There’s also the sinking feeling — mentioned to me by many people from many walks of life — that sex is like any experience without context: the more of it you have, the more you are numbed to any significance it might have. Like being in a prison camp, or seeing people get shot, or even just going to some job you hate. After a while, you become numb.

Even more, you get that creepy feeling of inauthentic when you have to think about what name to scream out during moments of pleasure.

scream_out_wrong_name_during_orgasm

That’s the future your daughter has when you pick a bad idea today.

You, like I, probably like to think that with our expert learning-as-we-go parenting and her common sense, she’ll avoid that. But what if it really is the norm — something we as parents will not see? What if that credit card bill comes due, and it’s really no more of a choice than picking which coffee shop or law firm to work out?

What if, in other words, society convinces itself to approve of something we know is destructive, and our daughters have to face it with no backup from their peers, teachers, the media or even government and churches? They’re on their own against a pervasive social phenomenon which no one will recognize is a bad move until it’s much too late (as history shows us with all subtle, pervasive, radical evils).
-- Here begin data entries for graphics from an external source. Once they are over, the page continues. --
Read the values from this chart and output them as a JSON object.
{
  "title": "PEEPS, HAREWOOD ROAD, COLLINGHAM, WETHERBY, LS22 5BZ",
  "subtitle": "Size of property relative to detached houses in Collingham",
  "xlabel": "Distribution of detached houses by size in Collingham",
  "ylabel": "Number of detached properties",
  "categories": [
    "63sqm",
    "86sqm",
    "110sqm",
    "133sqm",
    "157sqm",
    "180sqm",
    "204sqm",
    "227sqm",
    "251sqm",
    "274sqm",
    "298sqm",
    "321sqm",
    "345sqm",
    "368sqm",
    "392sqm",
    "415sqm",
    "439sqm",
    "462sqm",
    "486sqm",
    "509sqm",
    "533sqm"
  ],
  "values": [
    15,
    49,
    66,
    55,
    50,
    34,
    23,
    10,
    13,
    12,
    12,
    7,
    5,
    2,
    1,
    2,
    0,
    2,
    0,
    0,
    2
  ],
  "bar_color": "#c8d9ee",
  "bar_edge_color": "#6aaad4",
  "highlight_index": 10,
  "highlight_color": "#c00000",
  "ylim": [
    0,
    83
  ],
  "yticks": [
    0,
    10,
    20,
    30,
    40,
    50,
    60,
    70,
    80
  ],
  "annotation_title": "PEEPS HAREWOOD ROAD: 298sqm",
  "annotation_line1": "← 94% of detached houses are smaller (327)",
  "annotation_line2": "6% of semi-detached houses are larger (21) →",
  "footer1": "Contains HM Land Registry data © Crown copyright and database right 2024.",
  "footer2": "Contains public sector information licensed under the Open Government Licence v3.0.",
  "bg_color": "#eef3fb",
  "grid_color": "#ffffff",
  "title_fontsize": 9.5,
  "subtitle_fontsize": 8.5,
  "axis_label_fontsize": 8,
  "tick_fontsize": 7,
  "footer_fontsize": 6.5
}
Ideas decay over time. Deconstructive ideas do not stop at their state when you see them. They keep deconstructing, because that’s their mode: split things apart, thus enhancing the number of choices available to the individual by distancing themselves from consequences.

In the opposite way, ideas that integrate together cause and effect, object and context, meaning and application, tend to keep growing in integration — but they’re limited because at some point you have to say, “Yep, everything’s connected, but we can only look at this particular segment at this time.”

So we have two basic modes of thought, one of which tears everything apart, although it does make us feel as if there are no consequences for our actions… and another, which while reminding us that actions have causes and consequences, keeps our attitude toward life reverent and reminds us that life is sacred.

Even the most innocent of acts, like making love.

6 Comments

  1. highduke says:

    Sex & Love were unconnected to most humans until the 1920s USA, from where it spread to the world. Sex was a brief act of lust lasting a few minutes that wives hated, thus the female orgasm was unknown, it was for bearing children & happened rarely. I can give you a whole bibliography. The English novel & Renaissance French troubadores started what Hollywood disseminated. The slide from Love to Lust in sex is short & modern gender equality clouds that fact.

    1. Deep Thought says:

      So…. The Song of Solomon, the Tantric epics and practices, the concept of hysteria and its treatment…. All were invented after the 1920’s?
      Suuuuuuure they were.

      1. highduke says:

        I wrote ‘Sex & love were unconnected to MOST humans…’ The examples you give don’t cover MOST of humanity, do they? They’re exceptions to the rule, aren’t they. Think next time. Think.

  2. The African Highduke says:

    You went six lines without a crude reference to race?

  3. highduke says:

    I try to make one only half the time so it doesnt lose its sting. BTW last nite I was part of a rare incident in Modern life when offline & online life intersect in a number of coincidental ways & I’m gonna use your badgering me as an excuse to write a reply on Corrupt.org about what happened, denigrating Alex Birch in one of his articles by Monday evening. If he censors me, I’ll post it on Amerika & he’ll look like a bigger pussy than he is already. Brett will post it. He’s done it before.